朝、会社へ向かう交差点。横断歩道の白線が左右から寄り合い、中央だけが赤茶けた三角に削れている。
最初は単なる路面補修だと思った。けれど、通勤の群れの中で気づいた――あの三角だけ、誰も踏まない。踏みそうになった靴が、見えない糸で引かれたように微妙に逸れるのだ。
ある日、急ぎ足の若い男が最短距離を選び、三角の先端を踏み抜いた。靴底が「しゅっ」と紙を裂くみたいに沈み、本人だけ半拍遅れて揺れた。次の瞬間には歩調を取り戻して去っていったが、路面に濡れたような足跡が三つだけ残った。見ている間に乾くはずのそれは、夕方になっても薄く光っていた。

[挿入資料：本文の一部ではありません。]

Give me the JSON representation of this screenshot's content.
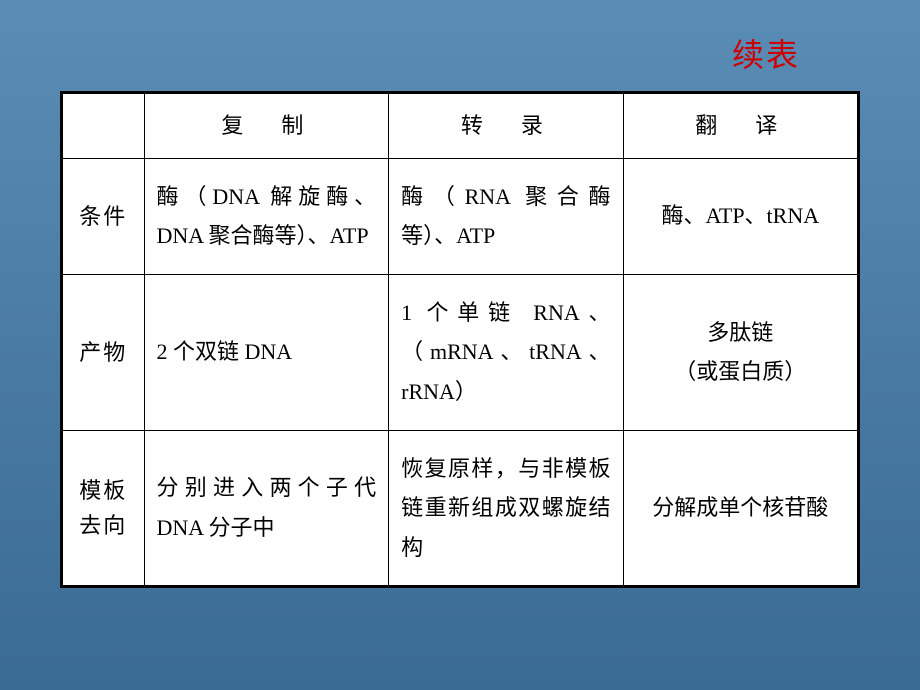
{
  "title": "续表",
  "styling": {
    "title_color": "#cc0000",
    "title_fontsize": 32,
    "body_fontsize": 22,
    "border_color": "#000000",
    "cell_bg": "#ffffff",
    "page_bg_gradient": [
      "#5a8db5",
      "#4a7ba5",
      "#3a6b95"
    ],
    "header_letter_spacing": 8
  },
  "table": {
    "columns": [
      "",
      "复　制",
      "转　录",
      "翻　译"
    ],
    "rows": [
      {
        "header": "条件",
        "cells": [
          "酶（DNA 解旋酶、DNA 聚合酶等）、ATP",
          "酶（RNA 聚合酶等）、ATP",
          "酶、ATP、tRNA"
        ]
      },
      {
        "header": "产物",
        "cells": [
          "2 个双链 DNA",
          "1 个单链 RNA、（mRNA、tRNA、rRNA）",
          "多肽链\n（或蛋白质）"
        ]
      },
      {
        "header": "模板去向",
        "cells": [
          "分别进入两个子代DNA 分子中",
          "恢复原样，与非模板链重新组成双螺旋结构",
          "分解成单个核苷酸"
        ]
      }
    ]
  }
}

翌週、その男が出社しない。行方不明、と噂になった。最後に見たのは交差点だ、と私は言い出せなかった。
以来、私は三角を避ける。だが、信号の変わり際、人の波が押し寄せ、背中を押された。踵があの先端に少しだけ触れた。
冷たさ。薄い膜を破る破片の音。世界が一枚剥がれ、下に同じ横断歩道が幾層にも敷かれているのが見えた。白線はページの罫線で、赤茶けた三角はページの隙間から覗く“舌”だった。そこに触れた足裏から、音と時間が舐め取られる。私の足音が一小節遅れて遠くで鳴った。
慌てて引いた足には何もついていない。ただ、影だけが向こうの層に残ったらしい。
それから私は、交差点を渡るたび影の位置がずれる。昼の太陽でも、私の影は半歩先で信号を待ち、先に渡っていく。
写真を撮ると、三角の中に人の足の形の摩耗が増えている。地図のような剥げが日ごとに輪郭を持ち、左・右・左の順に並んで、交差点の外へ薄く延びる。
私はまだここにいる。けれど、影はもう何度も渡り切った。
三角の舌は、通るものから最初に“足跡”を食べる。次は足音、その次は遅れた分だけの時間。
あの日の男の遅れは、今も白線の下でカサカサと紙をめくっている。
この怪談は、実際の写真から着想を得て構成されたフィクションです。